Private schools at the pre-elementary, elementary and secondary levels are plenty in the Philippines. Which again is an indicator of citizen distrust of the capacity and quality of government-run schools, despite the Department of Education (DepEd) having the biggest annual budget among all departments and agencies. There are plenty of private clinics and hospitals too, some expensive but many are offering competitive prices. People have choices  depending on their budget and type of services demanded.

If peace and order function can be privatized, and private security companies are competing with each other in offering good services, many other social functions can be privatized too.

Privatization is consistent with the principle of subsidiarity. If private enterprises can provide the needs of the people, say education, restaurant, buses, hospital, haircut, then both central and local government should stay away. This also reduces the rationale for high and multiple taxes and fees. And privatization works best if the economy is deregulated and demonopolized. When a state enterprise is privatized, it should be “one of the many” enterprises in that sector. If privatization happens while the economy is over-regulated and monopolized, then it will just be a transfer from government monopoly to private monopoly, and citizens will not feel much the difference. When citizens say private enterprises are better compared to government monopoly, it’s because in the former, they have a choice. They can patronize one company and boycott the others. This scares all other enterprises, and they are all forced to improve their services.

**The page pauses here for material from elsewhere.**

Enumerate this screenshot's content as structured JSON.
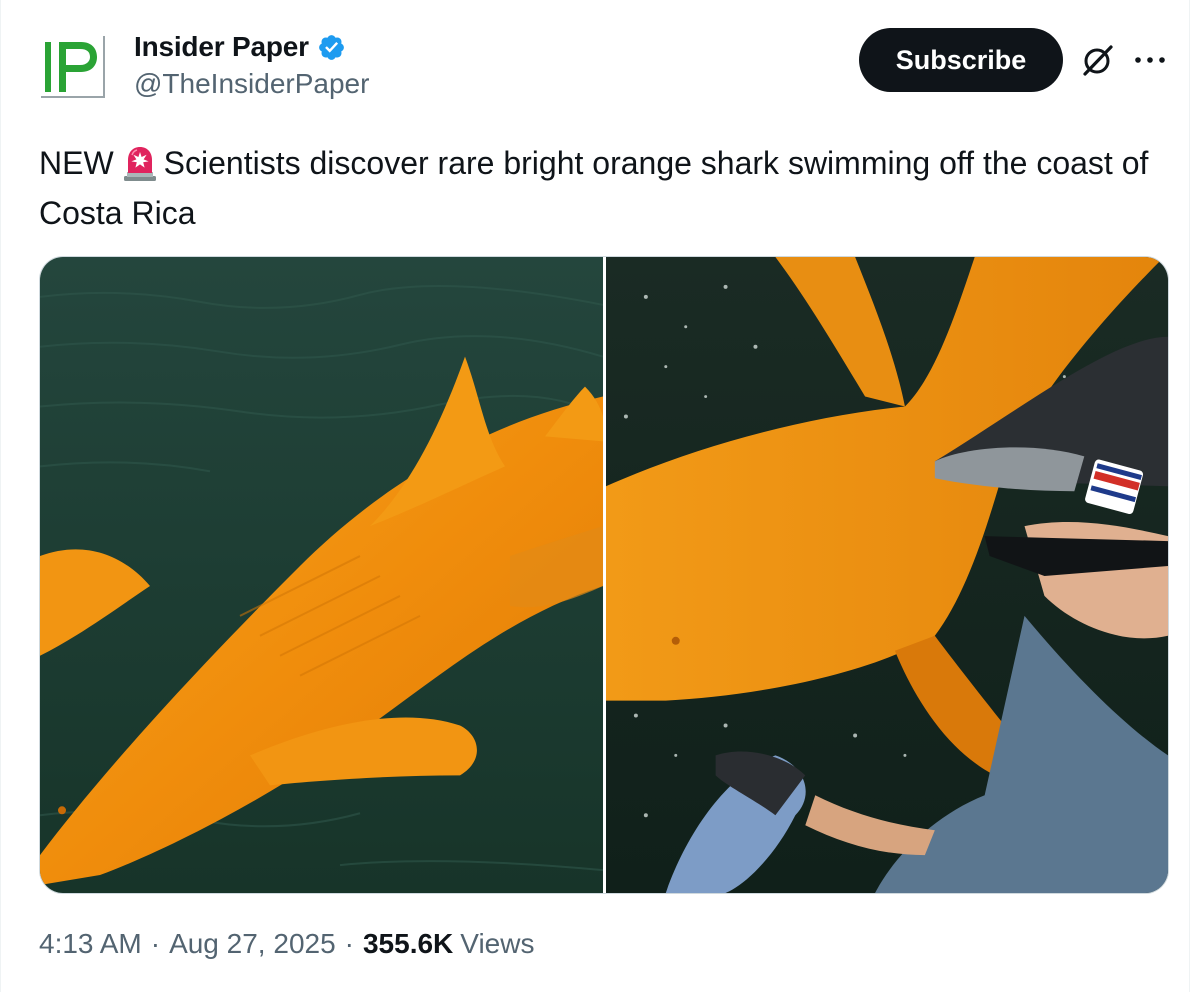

Some services becoming expensive after privatization can be expected, and some services becoming cheaper after privatization can be expected too. This is because of “product differentiation” and “price segmentation” by competing enterprises. When an airline is a government monopoly, fares can be either low (due to subsidy) or high (due to wastes) but services can be lousy because the monopolist knows that the riding public have no other airlines to choose anyway. After privatization coupled with deregulation and demonopolization, various airlines come in and compete with each other. Airline A will field new and modern planes, provide free food and drinks to passengers and charge expensive fares. Airline B is a budget airline, no food and drinks and charge low fares. Airline C also gives no food and drinks but offer some perks on participating shops and hotels and charges fare midway between those of airlines A and B. That is how product or service differentiation and price segmentation work and it is one result of competition.

It is important that local government leaders should recognize the practicality of the principle of subsidiarity and privatization, that local governments can only be a transition stage to a condition of civil society, and not an end in itself in citizen self-administration and empowerment. Informed and responsible people know what they want, and what they do not want. This creates diversity in needs and aspirations of people, but such diversity should be respected, not discouraged by forcing equality in society.